I don’t even know what I want from this post, I just feel like this is a safe place to vent.
I have been recently diagnosed with 1A1 adenocarcinoma. I had another LLETZ procedure 2.5 weeks ago and now waiting on the results to see where I will be put on the waiting list for a total hysterectomy.
I think I just feel overwhelmed. I’m 29 with 2 beautiful children aged 2 and 4 so I’m very lucky to have my children. I just never for one second expected to be going through this after only having my little boy 2 years ago and finding myself in the coming weeks/months preparing for a hysterectomy, as well as dealing with the cancer diagnosis.
I feel really lonely and sad. Everyone around me keeps saying I’m so lucky it has been caught early etc and whilst I absolutely agree, I also feel so deflated and it doesn’t feel like they truly understand that this is going to be a long journey for me, physically and emotionally.
They are behaving like everything is normal and life feels far from normal for me at the moment.
I feel like a fraud feeling like this because the situation could have been much worse and there are ladies dealing with far worse than my diagnosis.
Is it normal to feel like this? I feel like it has consumed my life for the last few weeks.
Thank you for reading and sorry for waffling and probably not making a lot of sense! x
Hi @Looby09 - How you are feeling is completely understandable regardless of the stage it was caught at. Any cancer diagnosis at any stage is a life altering event for most people in very personal and individual ways. I am so glad it was caught early - that is always the best thing. Acknowledge how you feel, but try to focus on the positive and the hope, of which there is much.
I just wanted to add that although your support network means well, most people who haven’t been through it can’t really understand in the same way - which is why this forum is great as we have all been through it, or are going through it, each in our own way. You will find lots of support and information here as you go through your experience.

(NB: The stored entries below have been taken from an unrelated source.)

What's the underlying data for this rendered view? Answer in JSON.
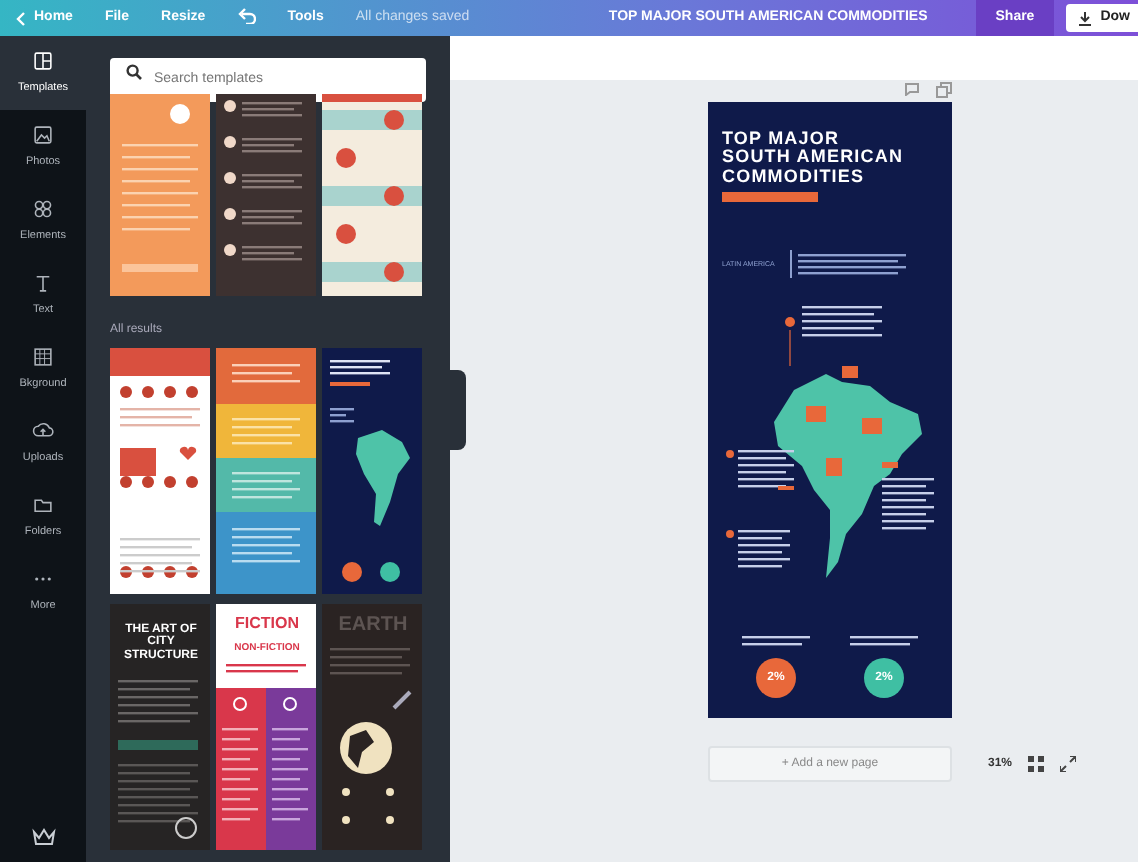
{
  "top_bar": {
    "back": "Home",
    "menu": [
      "File",
      "Resize"
    ],
    "tools": "Tools",
    "save_status": "All changes saved",
    "title": "TOP MAJOR SOUTH AMERICAN COMMODITIES",
    "share": "Share",
    "download": "Dow"
  },
  "sidebar": {
    "items": [
      {
        "label": "Templates",
        "kind": "templates",
        "selected": true
      },
      {
        "label": "Photos",
        "kind": "photos",
        "selected": false
      },
      {
        "label": "Elements",
        "kind": "elements",
        "selected": false
      },
      {
        "label": "Text",
        "kind": "text",
        "selected": false
      },
      {
        "label": "Bkground",
        "kind": "background",
        "selected": false
      },
      {
        "label": "Uploads",
        "kind": "uploads",
        "selected": false
      },
      {
        "label": "Folders",
        "kind": "folders",
        "selected": false
      },
      {
        "label": "More",
        "kind": "more",
        "selected": false
      }
    ]
  },
  "templates_panel": {
    "search": {
      "placeholder": "Search templates"
    },
    "section_label": "All results",
    "featured": [
      {
        "kind": "orange"
      },
      {
        "kind": "list"
      },
      {
        "kind": "mint"
      }
    ],
    "results": [
      {
        "kind": "dots"
      },
      {
        "kind": "stripes"
      },
      {
        "kind": "map"
      },
      {
        "kind": "city",
        "title": "THE ART OF CITY STRUCTURE"
      },
      {
        "kind": "fiction",
        "title": "FICTION",
        "subtitle": "NON-FICTION"
      },
      {
        "kind": "earth",
        "title": "EARTH"
      }
    ]
  },
  "canvas": {
    "page": {
      "title": "TOP MAJOR SOUTH AMERICAN COMMODITIES",
      "region": "LATIN AMERICA",
      "stats": [
        {
          "value": "2%",
          "color": "#e8683a"
        },
        {
          "value": "2%",
          "color": "#3fbfa3"
        }
      ]
    },
    "add_page": "+ Add a new page",
    "zoom": "31%"
  }
}
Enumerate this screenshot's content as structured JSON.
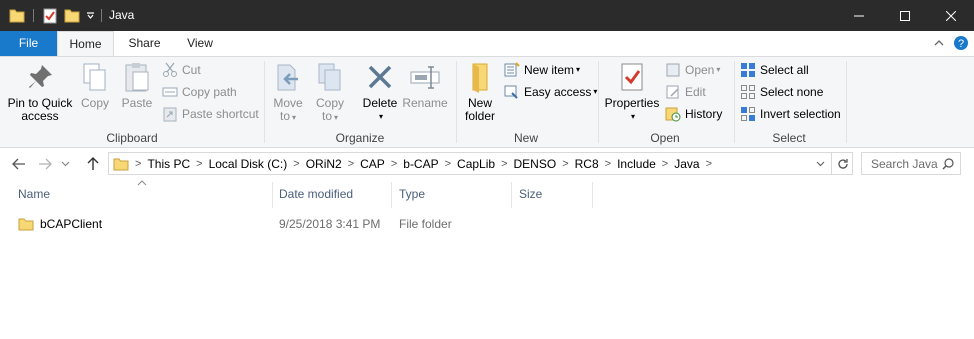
{
  "window": {
    "title": "Java",
    "icons": [
      "folder-icon",
      "properties-icon",
      "new-folder-icon",
      "chevron-down-icon"
    ],
    "controls": [
      "minimize-icon",
      "maximize-icon",
      "close-icon"
    ]
  },
  "tabs": {
    "file": "File",
    "home": "Home",
    "share": "Share",
    "view": "View"
  },
  "ribbon": {
    "clipboard": {
      "label": "Clipboard",
      "pin_line1": "Pin to Quick",
      "pin_line2": "access",
      "copy": "Copy",
      "paste": "Paste",
      "cut": "Cut",
      "copy_path": "Copy path",
      "paste_shortcut": "Paste shortcut"
    },
    "organize": {
      "label": "Organize",
      "move_line1": "Move",
      "move_line2": "to",
      "copy_line1": "Copy",
      "copy_line2": "to",
      "delete": "Delete",
      "rename": "Rename"
    },
    "new": {
      "label": "New",
      "folder_line1": "New",
      "folder_line2": "folder",
      "new_item": "New item",
      "easy_access": "Easy access"
    },
    "open": {
      "label": "Open",
      "properties": "Properties",
      "open": "Open",
      "edit": "Edit",
      "history": "History"
    },
    "select": {
      "label": "Select",
      "select_all": "Select all",
      "select_none": "Select none",
      "invert": "Invert selection"
    }
  },
  "address": {
    "crumbs": [
      "This PC",
      "Local Disk (C:)",
      "ORiN2",
      "CAP",
      "b-CAP",
      "CapLib",
      "DENSO",
      "RC8",
      "Include",
      "Java"
    ],
    "search_placeholder": "Search Java"
  },
  "columns": {
    "name": "Name",
    "date": "Date modified",
    "type": "Type",
    "size": "Size"
  },
  "files": [
    {
      "name": "bCAPClient",
      "date": "9/25/2018 3:41 PM",
      "type": "File folder",
      "size": ""
    }
  ],
  "colors": {
    "titlebar": "#2b2b2b",
    "file_tab": "#1979ca",
    "ribbon_bg": "#f5f6f7",
    "folder_yellow": "#f8d775",
    "column_header": "#4c607a"
  }
}
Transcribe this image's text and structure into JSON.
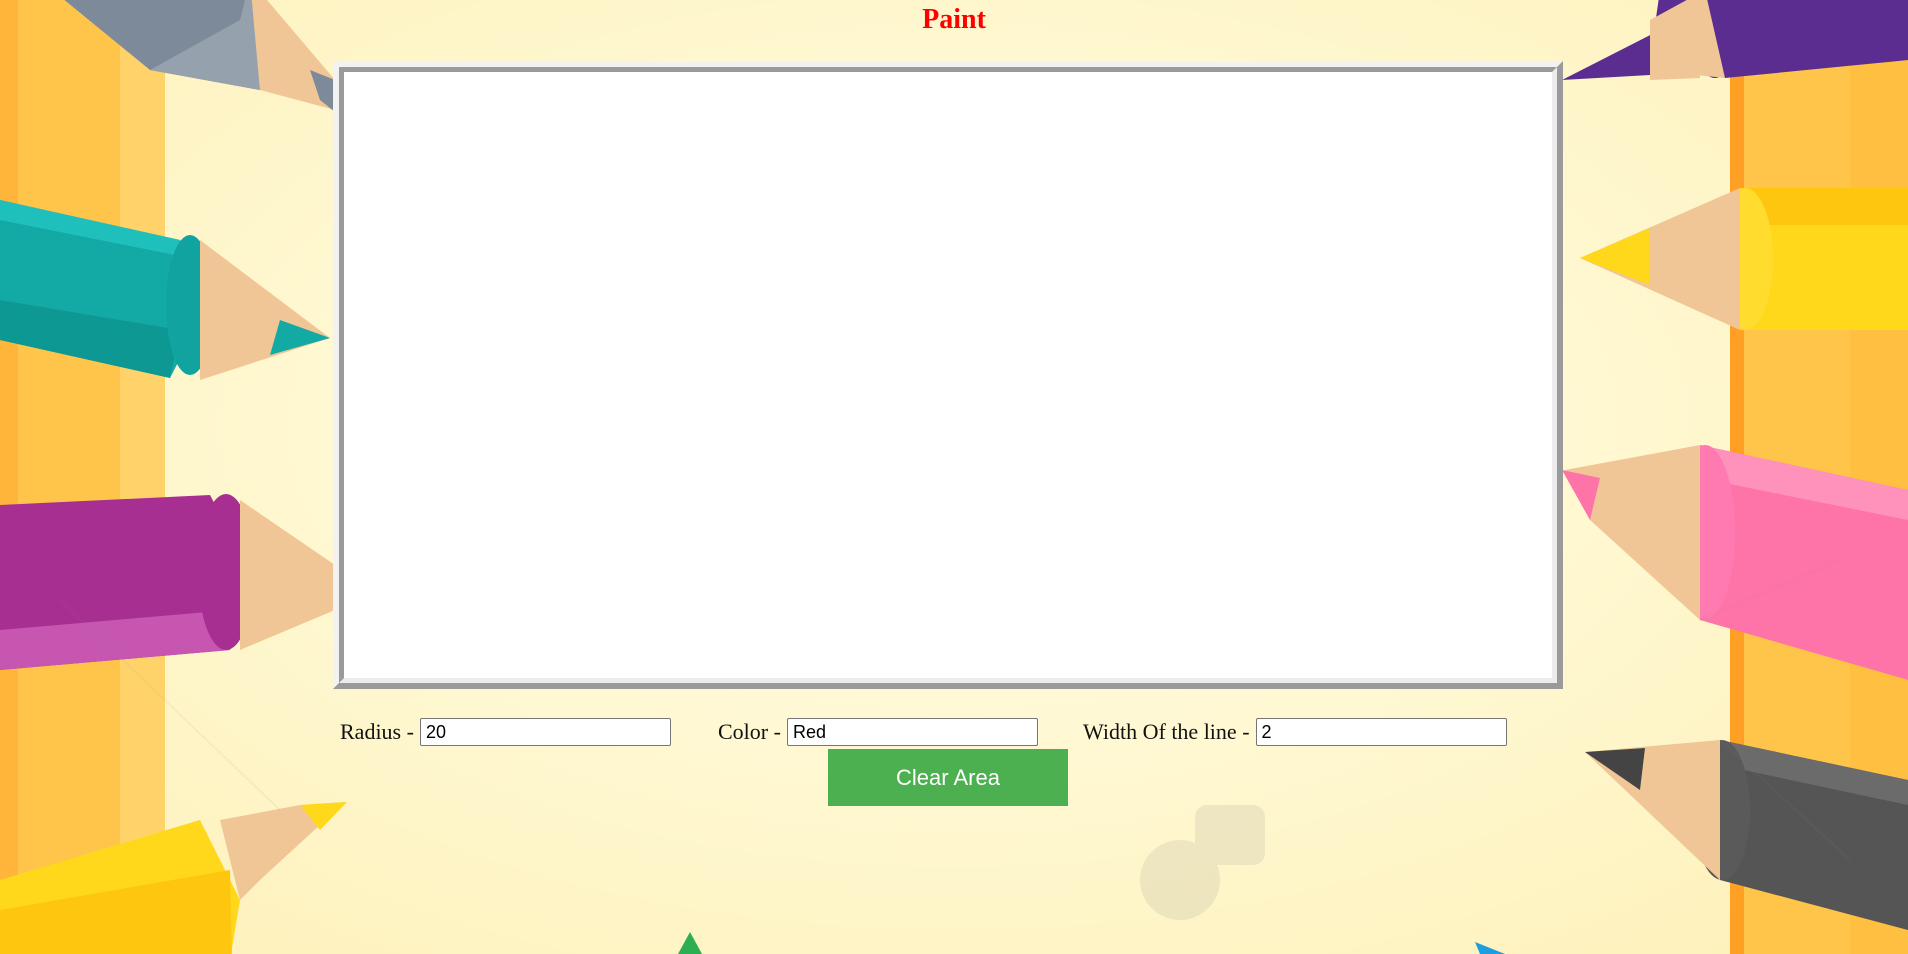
{
  "page": {
    "title": "Paint"
  },
  "controls": {
    "radius": {
      "label": "Radius -",
      "value": "20"
    },
    "color": {
      "label": "Color -",
      "value": "Red"
    },
    "line_width": {
      "label": "Width Of the line -",
      "value": "2"
    }
  },
  "clear_button": {
    "label": "Clear Area"
  },
  "colors": {
    "title": "#ff0000",
    "button": "#4caf50",
    "button_text": "#ffffff",
    "canvas": "#ffffff"
  },
  "background": {
    "description_icon": "pencils-illustration"
  }
}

@Looby09 you are not alone in how you feel. I could have written this post months ago. I’m so glad you made your way over to this forum as I think you will find answers to some of the questions you have, from people who have lived through it. Cancer is very isolating and when i first received my diagnosis i would get so frustrated when family and friends would tell me to be strong. I felt that I could only exhibit strength toward them and I wasn’t ready to do that at that stage. All i wanted to do was cry. I talked to them about it and my relationship with them got so much stronger. No matter what stage you’re at, this is a life changing thing. Before experiencing cancer myself, i could have never imagined what it felt like. I always say that it’s all relative. We only know the experiences that we have lived through ourselves, so it is difficult for some to relate. I hope you find some peace by reading through some of the posts on this site. Best wishes to you through this journey.
When I went through I was surrounded by a very loving supportive family and friends but at times I did feel very alone in it all. You will process all this in your own time. People telling me I was brave and inspirational just didn’t feel right. At the time it’s what else can I do??? But I have 2 children, at the time they were aged 5 and 2 and I just focused on them making sure they were happy and their lives wasn’t affected by everything. I still remember walking my daughter to school and she was happy skipping in front of me and I just wanted to break down and cry at the school gates. I just used to think do I really want my loved ones to know how this feels? It helped me cut them some slack when I felt alone. And when I felt down I would put my music on loud and dance around the kitchen whilst loading the dish washer. My kids loved it and it felt special. Just ideas.
Dear Looby09, I just want to say a few words about the people around you who are “behaving like everything is normal.” My partner was diagnosed with stage 2a last fall and received chemo, radiation and brachytherapy; she responded well but is still struggling with pain management.
Just as the diagnosis of cancer was a shock to you, it was a shock to your loved ones as well. They are scared–scared of the unknown, scared of losing you. They have never been here before and they don’t know how to react. Their first instinct is to be positive and supportive, because they think that is what you want and need, and with your early diagnosis they feel justified in believing in a positive outcome. They don’t know how to deal with the possibility that the strong woman they know and depend on is feeling lonely and sad.
You have yourself to take care of, and it is not fair that you need to take care of your adult loved ones too at this time. But if you don’t communicate with them honestly, and tell them what you really need and how you really feel, they will not be able to figure it out themselves. Some will not want to hear about the “long journey” you are starting. But the people who you really depend on, who really love you, are anxious to do whatever they can to help you get through this. But they will not know how to help unless you give them some guidance.